Their answer, such as it is, is mutualist: get the artists, cafés, pubs, shops and cultural spaces talking to each other and supporting each other. The festival is built, they say, “on goodwill, collaboration and positive energy”. It is also throwing its weight behind Hackney Giving, a local charity programme, which felt to them the obvious partner.

Further into the programme: photography by David Hughes; a night curated by the composer and DJ Gabriel Prokofiev; paintings by Kimberley Golding; and the treasure hunt itself, devised by Holly-Anne Buck, who works as Collagism™. Her artworks are to surface in bakeries, cinemas, corner shops and what she calls “unexpected corners of the neighbourhood”.
Buck wants, in her words, to encourage play, curiosity and surprise — a register that not all contemporary art is comfortable occupying. Alongside the hunt she is reviving her cult cheese handbag, first shown at Paris Fashion Week, as a limited-edition charity work for Hackney Giving,
“The handbag is such a loaded symbol for women - something we all carry every day - and each version becomes a kind of container for meaning. The cheese handbag came from a very real love of cheese. Any serious cheese lover can relate to that feeling of wanting a block of cheese the size of a handbag” - free of consequence, she says.
Other corners of the festival are more grave. At the Brutalist Rose Lipman Building in De Beauvoir, Anne McCloy is curating Salon of The Spectacle, with photography by Amelia Troubridge, live dance, and an immersive installation by Katie King.
There are workshops: a woodcut session with Alex Booker; a collaborative ceramic piece, Place at the Table, by Henny Beaumont and Brigit Connolly; a writing workshop with Rosie Storey. Richard Yeboah is giving a talk on Hackney's history. The Prince George pub is hosting an “After Session" conversation with the writer and curator Hettie Judah.

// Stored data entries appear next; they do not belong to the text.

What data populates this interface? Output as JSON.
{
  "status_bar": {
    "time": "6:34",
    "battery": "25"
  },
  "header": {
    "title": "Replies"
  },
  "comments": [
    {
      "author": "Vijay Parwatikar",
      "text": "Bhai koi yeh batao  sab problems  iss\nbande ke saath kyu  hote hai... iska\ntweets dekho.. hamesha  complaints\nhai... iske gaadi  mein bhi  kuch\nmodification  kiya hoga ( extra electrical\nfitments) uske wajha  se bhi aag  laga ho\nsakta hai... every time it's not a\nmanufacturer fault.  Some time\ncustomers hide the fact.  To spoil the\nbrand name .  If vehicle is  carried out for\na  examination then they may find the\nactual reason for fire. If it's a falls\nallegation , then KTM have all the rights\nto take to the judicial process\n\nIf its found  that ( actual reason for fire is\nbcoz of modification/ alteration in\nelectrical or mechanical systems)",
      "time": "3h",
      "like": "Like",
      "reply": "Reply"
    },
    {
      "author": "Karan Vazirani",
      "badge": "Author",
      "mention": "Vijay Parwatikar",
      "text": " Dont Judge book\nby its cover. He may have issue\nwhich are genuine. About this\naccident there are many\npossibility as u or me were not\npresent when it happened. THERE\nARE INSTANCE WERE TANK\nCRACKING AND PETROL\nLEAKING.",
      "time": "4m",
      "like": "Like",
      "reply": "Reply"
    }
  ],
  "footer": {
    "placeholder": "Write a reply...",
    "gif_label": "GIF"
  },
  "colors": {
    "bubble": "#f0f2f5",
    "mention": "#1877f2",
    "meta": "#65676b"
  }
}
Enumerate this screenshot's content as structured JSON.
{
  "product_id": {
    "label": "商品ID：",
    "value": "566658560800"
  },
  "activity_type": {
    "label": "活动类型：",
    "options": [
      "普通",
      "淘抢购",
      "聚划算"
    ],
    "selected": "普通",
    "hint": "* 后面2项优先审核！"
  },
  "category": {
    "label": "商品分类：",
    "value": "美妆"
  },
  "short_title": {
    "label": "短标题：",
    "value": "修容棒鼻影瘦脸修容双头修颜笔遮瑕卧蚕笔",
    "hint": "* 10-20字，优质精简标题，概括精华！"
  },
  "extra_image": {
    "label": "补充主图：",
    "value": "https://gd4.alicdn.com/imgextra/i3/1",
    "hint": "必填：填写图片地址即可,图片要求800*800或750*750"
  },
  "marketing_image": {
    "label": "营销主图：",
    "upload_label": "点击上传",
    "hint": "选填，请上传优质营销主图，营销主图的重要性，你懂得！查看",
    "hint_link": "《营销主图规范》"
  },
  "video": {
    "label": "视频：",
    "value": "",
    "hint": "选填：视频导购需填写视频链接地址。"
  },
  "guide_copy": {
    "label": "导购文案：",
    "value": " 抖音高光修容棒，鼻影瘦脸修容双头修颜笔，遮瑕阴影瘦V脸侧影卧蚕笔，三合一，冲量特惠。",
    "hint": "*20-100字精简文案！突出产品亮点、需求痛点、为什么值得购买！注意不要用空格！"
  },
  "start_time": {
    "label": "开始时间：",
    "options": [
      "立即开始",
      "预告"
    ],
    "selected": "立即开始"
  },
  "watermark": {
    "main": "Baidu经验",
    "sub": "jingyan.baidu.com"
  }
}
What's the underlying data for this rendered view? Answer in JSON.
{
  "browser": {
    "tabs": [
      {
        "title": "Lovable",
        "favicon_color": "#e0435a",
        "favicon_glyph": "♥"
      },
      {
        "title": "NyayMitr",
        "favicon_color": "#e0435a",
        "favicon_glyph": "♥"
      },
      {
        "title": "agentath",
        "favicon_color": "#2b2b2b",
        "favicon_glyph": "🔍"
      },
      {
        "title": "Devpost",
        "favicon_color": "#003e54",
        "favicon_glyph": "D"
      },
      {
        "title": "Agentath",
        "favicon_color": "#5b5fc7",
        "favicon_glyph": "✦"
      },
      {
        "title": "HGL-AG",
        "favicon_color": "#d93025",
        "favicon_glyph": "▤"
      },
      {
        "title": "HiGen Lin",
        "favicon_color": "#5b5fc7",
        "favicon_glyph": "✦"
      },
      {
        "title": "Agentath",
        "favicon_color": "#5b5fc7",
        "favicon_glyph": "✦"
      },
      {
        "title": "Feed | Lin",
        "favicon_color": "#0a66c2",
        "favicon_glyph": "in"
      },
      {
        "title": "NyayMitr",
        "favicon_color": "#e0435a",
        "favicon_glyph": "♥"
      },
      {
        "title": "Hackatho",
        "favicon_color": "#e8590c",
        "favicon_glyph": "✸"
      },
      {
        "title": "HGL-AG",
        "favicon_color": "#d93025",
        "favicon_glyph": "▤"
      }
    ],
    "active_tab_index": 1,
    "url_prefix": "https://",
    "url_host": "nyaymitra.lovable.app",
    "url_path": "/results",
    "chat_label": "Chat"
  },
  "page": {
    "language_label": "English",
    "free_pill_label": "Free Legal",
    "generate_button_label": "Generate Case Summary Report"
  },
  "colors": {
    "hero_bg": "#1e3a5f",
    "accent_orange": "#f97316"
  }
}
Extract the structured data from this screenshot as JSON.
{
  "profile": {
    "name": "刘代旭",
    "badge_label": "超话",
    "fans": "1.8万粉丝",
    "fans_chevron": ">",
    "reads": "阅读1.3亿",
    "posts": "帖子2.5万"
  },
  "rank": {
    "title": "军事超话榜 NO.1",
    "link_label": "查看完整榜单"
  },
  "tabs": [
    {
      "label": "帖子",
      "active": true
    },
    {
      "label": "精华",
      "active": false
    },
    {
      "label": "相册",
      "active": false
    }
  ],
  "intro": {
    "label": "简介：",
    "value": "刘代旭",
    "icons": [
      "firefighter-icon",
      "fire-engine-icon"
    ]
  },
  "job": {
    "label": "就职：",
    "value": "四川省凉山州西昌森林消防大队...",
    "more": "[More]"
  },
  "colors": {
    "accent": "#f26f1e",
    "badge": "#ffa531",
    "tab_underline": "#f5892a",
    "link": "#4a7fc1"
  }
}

The festival's emotional centre, though, may be Tara Darby's The White Cage, a new photography project shot at the Regent's Estate football pitch — one of Hackney's last remaining gang-neutral spaces. Darby, an NPG Portrait Award nominee, has built her work out of long hours spent on the astroturf, listening.
“The story of the cage touches on so many critical themes affecting Hackney residents right now: the effects of gentrification swallowing up whole neighbourhoods, the housing crisis and the urgent need for more spaces where young people can play outside and express themselves”, she says.
The cage, in her telling, is “freedom and release, a place to dream and escape and train”.
Through intimate portraits and lived stories, the work follows the young people, mentors and families who rely on the cage - a space that Darby deems a rare example of real inclusivity in the city.
“I spent a lot of time on the astro talking to people and discovering what the pitch means to them and the photographs happened naturally as that trust was built. The cage represents freedom and release: it's a place to dream, escape and train”, she says.
“I wanted to celebrate the people who use the cage and show why spaces like this matter so much. I hope that these images make people feel proud and help galvanise the community to protect an incredible asset on this estate.”

Claudi Panaite, meanwhile, is projecting a piece across Wilton Way, drawn from what she calls “states of frenzy” observed first in nature and then in human affairs. She frames her work as a quiet resistance: “In our current times, there is a vested cultural push to make us more isolated, systemised and beholden to a centralised power. I want to remind visitors that life is made beautiful by how we do our own thing while being interconnected with each other.”
The flowers in her projection are modelled on actual Hackney residents — artists, thinkers, neighbours she has come to know over the years.

What ties the programme together is the structural fact that the festival is volunteer-led and artist-led, produced by people who have spent years in the borough. People built the website, drew the map, offered help.
Most residents, Baker and McHugh suggest, already know how creative the area is; the festival is less a discovery than a reinforcement, an act of collective self-recognition staged in pubs and cafés and one extraordinary football cage. Whether that recognition can arm the borough against the pressures bearing down on it is another question — but the answer, this June, is being attempted in public.
Hackney Art Week runs 4–14 June 2026 across Dalston, De Beauvoir, Clapton, London Fields, Hackney Wick, Haggerston and Stoke Newington.